«Ich bin schon ein bisschen nervös», meldet Kevin Bozon (28) an diesem Mittwochmittag. Als Blick ihn erreicht, befindet er sich gerade auf dem Weg nach Paris, um seine Freundin Angelica Moser (26) zu unterstützen, die am Mittwochabend im Stabhochsprung um die Medaillen kämpft. «Einen guten ersten Schritt hat sie mit dem Einzug in den Final schon gemacht. Jetzt hoffe ich, dass sie es geniessen kann, an einem so grossen Wettbewerb teilzunehmen und dann werden wir sehen, was dabei herauskommt», so der Stürmer des HC Ajoie voller Vorfreude.
Derzeit hindert ihn eine Unterkörper-Verletzung daran, auf dem Eis zu trainieren, weshalb ihm sein Klub den Kurztrip nach Paris erlaubt hat. «Doch ich war heute Morgen im Gym und werde morgen Vormittag bereits wieder dort zurück sein, denn ich will keine Einheit verpassen», sagt Bozon voller Tatendrang.
Ein Geschwür im Mund
Diese Unterkörperverletzung ist jedoch nur ein Klacks im Vergleich dazu, was Bozon diesen Frühling und Sommer durchgemacht hat.

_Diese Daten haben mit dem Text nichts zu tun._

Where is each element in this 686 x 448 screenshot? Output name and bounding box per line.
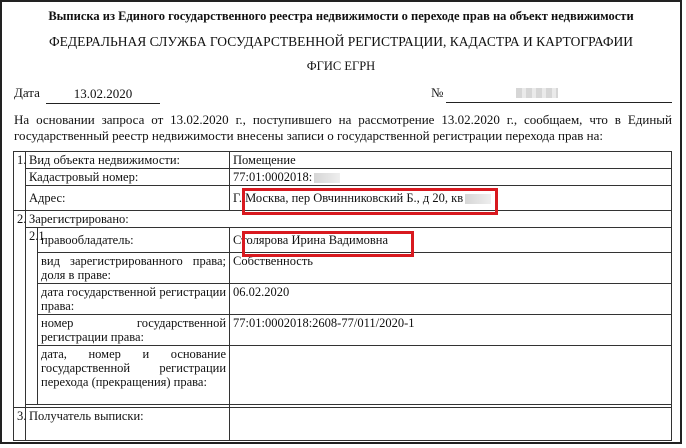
- reg-number-label: номер государственной регистрации права:: [38, 315, 230, 346]
- row-number: 2.: [14, 211, 26, 408]
- redacted-text: [314, 173, 340, 183]
- address-value: Г. Москва, пер Овчинниковский Б., д 20, кв: [233, 191, 464, 205]
- reg-date-value: 06.02.2020: [230, 284, 672, 315]
- agency-name: ФЕДЕРАЛЬНАЯ СЛУЖБА ГОСУДАРСТВЕННОЙ РЕГИСТРАЦИИ, КАДАСТРА И КАРТОГРАФИИ: [48, 34, 634, 49]
- date-value: 13.02.2020: [46, 86, 160, 104]
- system-name: ФГИС ЕГРН: [306, 59, 376, 73]
- document-title: Выписка из Единого государственного реестра недвижимости о переходе прав на объект недвижимости: [48, 9, 634, 23]
- holder-value: Столярова Ирина Вадимовна: [230, 228, 672, 253]
- cadastral-label: Кадастровый номер:: [26, 169, 230, 186]
- date-label: Дата: [14, 85, 40, 100]
- table-row: [14, 315, 672, 346]
- address-highlight: [242, 188, 498, 215]
- table-row: [14, 346, 672, 405]
- intro-paragraph: На основании запроса от 13.02.2020 г., поступившего на рассмотрение 13.02.2020 г., сообщаем, что в Единый государственный реестр недвижимости внесены записи о государственной регистрации перехода прав на:: [14, 112, 672, 143]
- number-line: [446, 102, 672, 103]
- sub-row-number: 2.1: [26, 228, 38, 405]
- transfer-value: [230, 346, 672, 405]
- cadastral-cell: [230, 169, 672, 186]
- holder-label: правообладатель:: [38, 228, 230, 253]
- cadastral-value: 77:01:0002018:: [233, 170, 313, 184]
- table-row: [14, 284, 672, 315]
- reg-date-label: дата государственной регистрации права:: [38, 284, 230, 315]
- right-type-label: вид зарегистрированного права; доля в праве:: [38, 253, 230, 284]
- table-row: [14, 169, 672, 186]
- transfer-label: дата, номер и основание государственной регистрации перехода (прекращения) права:: [38, 346, 230, 405]
- right-type-value: Собственность: [230, 253, 672, 284]
- row-number: 3.: [14, 408, 26, 441]
- holder-highlight: [242, 231, 414, 257]
- row-number: 1.: [14, 152, 26, 211]
- recipient-label: Получатель выписки:: [26, 408, 230, 441]
- redacted-number: [516, 88, 558, 98]
- reg-number-value: 77:01:0002018:2608-77/011/2020-1: [230, 315, 672, 346]
- registered-label: Зарегистрировано:: [26, 211, 672, 228]
- address-label: Адрес:: [26, 186, 230, 211]
- object-type-label: Вид объекта недвижимости:: [26, 152, 230, 169]
- object-type-value: Помещение: [230, 152, 672, 169]
- table-row: [14, 253, 672, 284]
- number-label: №: [431, 85, 444, 100]
- table-row: [14, 152, 672, 169]
- recipient-value: [230, 408, 672, 441]
- table-row: [14, 408, 672, 441]
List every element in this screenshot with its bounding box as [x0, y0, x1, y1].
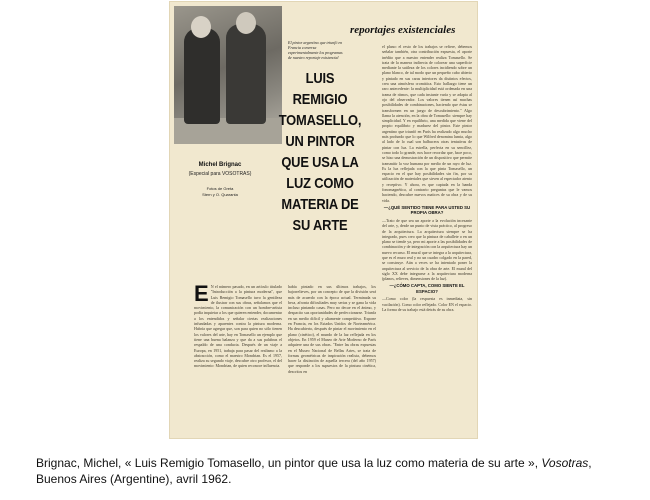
- photo-caption: El pintor argentino que triunfó en Francia conversa experimentalmente los programas de nuestro reportaje existencial: [288, 40, 343, 60]
- body-text: N el número pasado, en un artículo titulado "Introducción a la pintura moderna", que Luis Remigio Tomasello tuvo la gentileza de ilustrar con sus obras, señalamos que el movimiento, la comunicación con un hombre-artista podía inquietar a los que quieren entender, documentar a los entendidos y señalar ciertas realizaciones infundadas y aparentes contra la pintura moderna. Habría que agregar que, son para quien no sólo tienen los valores del arte, hay en Tomasello un ejemplo que tiene una buena balanza y que da a sus palabras el respaldo de una conducta. Después de un viaje a Europa, en 1951, trabaja para pasar del realismo a la abstracción, como el maestro Mondrian. Es el 1957, realiza su segundo viaje, descubre otro profesor, el del movimiento: Mondrian, de quien reconoce influencia.: [194, 284, 282, 369]
- article-column-2: [288, 284, 376, 434]
- body-text: había pintado en sus últimos trabajos, los bajorrelieves, por un concepto de que la división será más de acuerdo con la época actual. Terminada su beca, afronta dificultades muy serias y se gana la vida incluso pintando casas. Pero no decae en el ánimo, y despacito sus oportunidades de perfeccionarse. Triunfa en un medio difícil y altamente competitivo. Expone en Francia, en los Estados Unidos de Norteamérica. Ha descubierto, después de pintar el movimiento en el plano (cinético), el mundo de la luz reflejada en los objetos. En 1959 el Museo de Arte Moderno de París adquiere una de sus obras. "Entre las obras expuestas en el Museo Nacional de Bellas Artes, se trata de formas geométricas de inspiración realista, debemos hacer la distinción de aquella tercera (del año 1957) que responde a los supuestos de la pintura cinética, descritos en: [288, 284, 376, 374]
- body-text: —Trato de que sea un aporte a la evolución incesante del arte, y, desde un punto de vista práctico, al progreso de la arquitectura. La arquitectura siempre se ha integrado, pues creo que la pintura de caballete o en un plano se tiende ya, pero mi aporte a las posibilidades de combinación y de integración con la arquitectura hay un nuevo recurso. El mural que se integra a la arquitectura, que es el muro real y no un cuadro colgado en la pared, se construye. Aún a veces se ha intentado poner la arquitectura al servicio de la obra de arte. El mural del siglo XX debe integrarse a la arquitectura moderna (planos, relieves, dimensiones de la luz).: [382, 217, 472, 282]
- drop-cap: E: [194, 284, 209, 306]
- title-line: SU ARTE: [292, 217, 348, 234]
- title-line: QUE USA LA: [281, 154, 359, 171]
- reference-text: , Buenos Aires (Argentine), avril 1962.: [36, 456, 592, 486]
- article-column-right: [382, 44, 472, 434]
- title-line: TOMASELLO,: [278, 112, 362, 129]
- title-line: MATERIA DE: [281, 196, 359, 213]
- title-line: UN PINTOR: [285, 133, 355, 150]
- photo-credit: [178, 186, 262, 198]
- bibliographic-reference: [36, 455, 626, 487]
- photo-credit-line: Fotos de Greta: [206, 186, 234, 191]
- newspaper-clipping: [170, 2, 477, 438]
- journal-name: Vosotras: [541, 456, 589, 470]
- title-line: LUZ COMO: [286, 175, 354, 192]
- article-column-1: [194, 284, 282, 434]
- body-text: el plano: el resto de los trabajos se refiere, debemos señalar también, otra contribución expuesta, el aporte inédito que a nuestro entender realiza Tomasello. Se trata de la manera indirecta de colorear una superficie mediante la sutileza de los colores incidiendo sobre un plano blanco, de tal modo que un pequeño cubo abierto y pintado en sus caras interiores da distintos efectos, crea una atmósfera cromática. Esto hallazgo tiene un raro antecedente: la multiplicidad está ordenada en una trama de ritmos, que cada instante varía y se adapta al ojo del observador. Los valores tienen así muchas posibilidades de combinaciones, haciendo que éstas se transformen en un juego de descubrimiento." Algo llama la atención, en la obra de Tomasello: siempre hay simplicidad. Y en equilibrio, una medida que viene del propio equilibrio y madurez del pintor. Este pintor argentino que triunfó en París ha realizado algo mucho más profundo que lo que Wilfred denomina lumia, algo al lado de lo cual son balbuceos otras tentativas de pintar con luz. La estrella, perfecta en su sencillez, como todo lo grande, nos hace recordar que, hace poco, se hizo una demostración de un dispositivo que permite transmitir la voz humana por medio de un rayo de luz. Es la luz reflejada con la que pinta Tomasello, un espacio en el que hay posibilidades sin fin, por su utilización de materiales que sirven al espectador atento y receptivo. Y ahora, es que captada en la banda fonomagnética, al contrario preguntas que le vamos haciendo, descubre nuevos matices de su obra y de su vida.: [382, 44, 472, 203]
- author-byline: Michel Brignac: [198, 162, 242, 168]
- body-text: —Como color (la respuesta es inmediata, sin vacilación). Como color reflejado. Color EN el espacio. La forma de su trabajo está detrás de su obra.: [382, 296, 472, 313]
- article-title: [270, 68, 370, 236]
- interview-question: —¿CÓMO CAPTA, COMO SIENTE EL ESPACIO?: [389, 283, 465, 294]
- title-line: REMIGIO: [292, 91, 348, 108]
- reference-text: Brignac, Michel, « Luis Remigio Tomasello, un pintor que usa la luz como materia de su arte »,: [36, 456, 542, 470]
- interview-question: —¿QUÉ SENTIDO TIENE PARA USTED SU PROPIA OBRA?: [383, 204, 471, 216]
- section-header: reportajes existenciales: [350, 24, 456, 36]
- photo-credit-line: Stern y O. Quaranta: [202, 192, 238, 197]
- author-byline-note: (Especial para VOSOTRAS): [188, 171, 252, 177]
- photo-two-men-seated: [174, 6, 282, 144]
- title-line: LUIS: [305, 70, 335, 87]
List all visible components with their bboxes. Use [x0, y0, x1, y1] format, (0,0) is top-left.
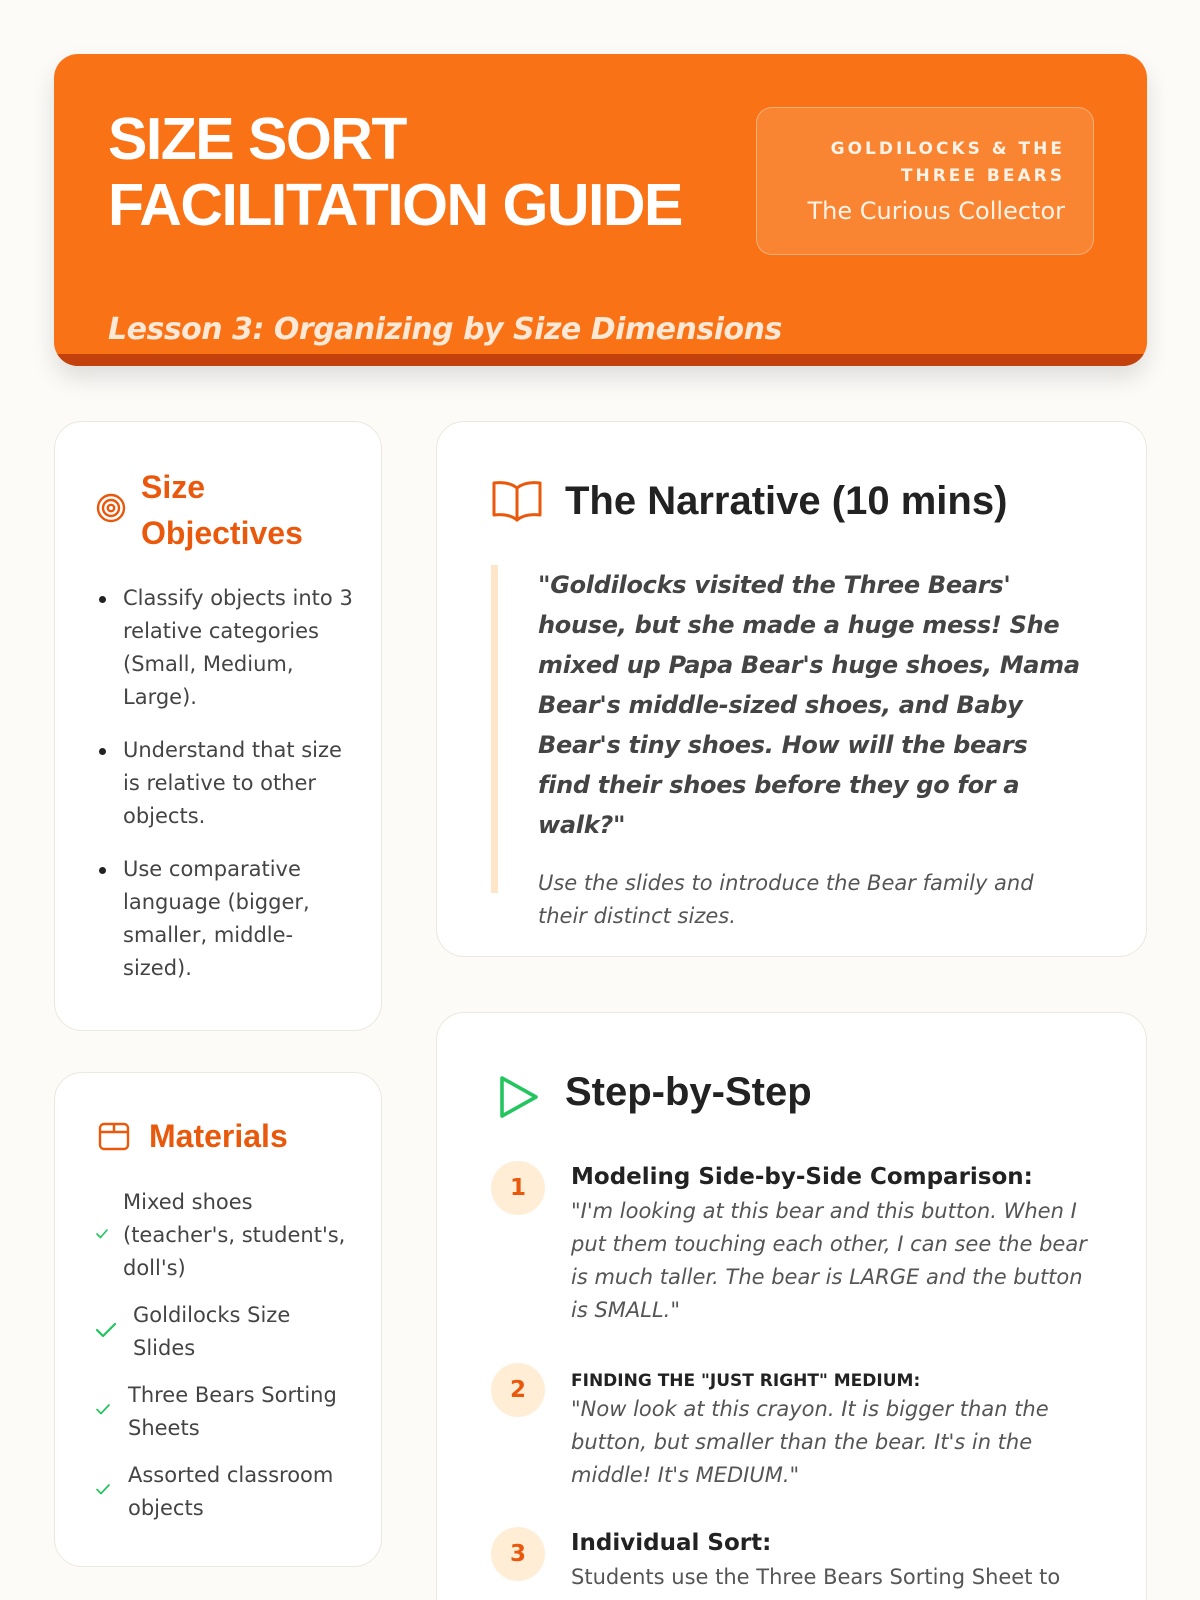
series-badge	[756, 107, 1094, 255]
steps-card	[436, 1012, 1147, 1600]
target-icon	[95, 492, 127, 524]
materials-card	[54, 1072, 382, 1567]
brand-name: The Curious Collector	[807, 197, 1065, 225]
materials-title: Materials	[149, 1118, 288, 1154]
narrative-note: Use the slides to introduce the Bear family and their distinct sizes.	[538, 871, 1034, 928]
check-icon	[95, 1228, 109, 1240]
step-number: 2	[491, 1363, 545, 1417]
objective-item: Use comparative language (bigger, smaller, middle-sized).	[123, 853, 353, 985]
objective-item: Classify objects into 3 relative categories (Small, Medium, Large).	[123, 582, 353, 714]
narrative-quote: "Goldilocks visited the Three Bears' house, but she made a huge mess! She mixed up Papa Bear's huge shoes, Mama Bear's middle-sized shoes, and Baby Bear's tiny shoes. How will the bears find their shoes before they go for a walk?"	[538, 571, 1080, 839]
step-title: FINDING THE "JUST RIGHT" MEDIUM:	[571, 1371, 921, 1391]
steps-title: Step-by-Step	[565, 1070, 812, 1114]
step-title: Modeling Side-by-Side Comparison:	[571, 1164, 1033, 1190]
material-item: Assorted classroom objects	[95, 1459, 357, 1525]
objectives-list	[123, 582, 353, 985]
step-title: Individual Sort:	[571, 1530, 772, 1556]
step-text: "I'm looking at this bear and this button. When I put them touching each other, I can see the bear is much taller. The bear is LARGE and the button is SMALL."	[571, 1199, 1087, 1322]
lesson-subtitle: Lesson 3: Organizing by Size Dimensions	[108, 312, 782, 347]
narrative-quote-block	[491, 565, 1081, 928]
check-icon	[95, 1483, 111, 1496]
step-number: 1	[491, 1161, 545, 1215]
check-icon	[95, 1403, 111, 1416]
objective-item: Understand that size is relative to other objects.	[123, 734, 353, 833]
step-number: 3	[491, 1527, 545, 1581]
play-icon	[497, 1073, 541, 1121]
narrative-card	[436, 421, 1147, 957]
material-item: Goldilocks Size Slides	[95, 1299, 355, 1365]
step-text: Students use the Three Bears Sorting Sheet to	[571, 1565, 1061, 1589]
narrative-title: The Narrative (10 mins)	[565, 479, 1008, 523]
step-text: "Now look at this crayon. It is bigger than the button, but smaller than the bear. It's in the middle! It's MEDIUM."	[571, 1397, 1049, 1487]
material-item: Three Bears Sorting Sheets	[95, 1379, 357, 1445]
objectives-card	[54, 421, 382, 1031]
page-title: SIZE SORT FACILITATION GUIDE	[108, 106, 682, 238]
book-open-icon	[491, 478, 543, 524]
series-label: GOLDILOCKS & THE THREE BEARS	[830, 139, 1065, 186]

Schon zu Saisonende fühlte er sich nicht mehr bei 100 Prozent, «aber ich biss mich bis nach der WM durch und versuchte, Ajoie und dem französischen Nationalteam zu helfen», erzählt der französische Nationalspieler, der wegen einer Schweizer Lizenz das Ausländerkontingent nicht belastet.
Doch als er nach der Saison bei seinen Eltern in Frankreich weilt, bekommt er plötzlich grosse gesundheitliche Probleme, die später von Ärzten als die schwere Darmkrankheit Morbus Crohn diagnostiziert werden. «Diese betrifft verschiedene Organe. In meinem Fall war es zunächst ein sehr schmerzhaftes Geschwür im Mund, das mich daran hinderte, normal zu essen, zu trinken oder zu sprechen. Deshalb habe ich 10 Kilo an Körpergewicht verloren», erzählt Bozon.
Hockeykarriere soll nicht gefährdet sein
Morbus Crohn ist bislang nicht heilbar, mit einer passenden Behandlung lassen sich jedoch die Symptome und Beschwerden lindern, so dass sich gut damit leben lässt. «Es wurde eine Anfallbehandlung eingeleitet und seitdem geht es mir wieder besser. Die Ärzte glauben, dass bei passender Behandlung die Ausübung meines Sports unverändert bleibt», zeigt sich Bozon wieder sehr optimistisch.
«Es war ein wirklich schwieriger Sommer, mit vielen Terminen zur Problemsuche und Behandlungen», gesteht Bozon, betont aber auch: «Ich will nicht klagen. Durch die Behandlungen und die Menschen um mich herum habe ich gesehen, dass es noch viel Ernsteres gibt als meine Krankheit. Ich habe diese angenommen und akzeptiert. Und selbst wenn sie meine Vorbereitung gestört hat, werde ich für die Meisterschaft bereit sein – es gibt keine Ausreden! Ich habe enorm hart gearbeitet und bin weiterhin daran, mir die verloren gegangenen Kilos wieder anzutrainieren.»
«Angelica hat mich enorm unterstützt»
Seine Eltern hätten ihn vom ersten Tag, an dem die akuten Symptome auftraten, bis heute mit Rat und Tat begleitet, wofür er sehr dankbar sei. «Aber auch Angelica hat mich enorm unterstützt, selbst wenn sie nicht immer da sein konnte», betont Bozon. Der Hockeyspieler und die Leichtathletin sind seit zweieinhalb Jahren ein Paar.
Dafür ist er heute in Paris mit von der Partie, weil ihn derzeit eine ebenfalls noch zugezogene Unterkörperverletzung bis nächste Woche vom Eistraining abhält. Und wenn Kevin seine Angelica am Abend in den Arm nehmen kann und diese auch noch mit Edelmetall um den Hals dekoriert wäre, dann wäre das ein schönes Happy End nach einem schwierigen Sommer.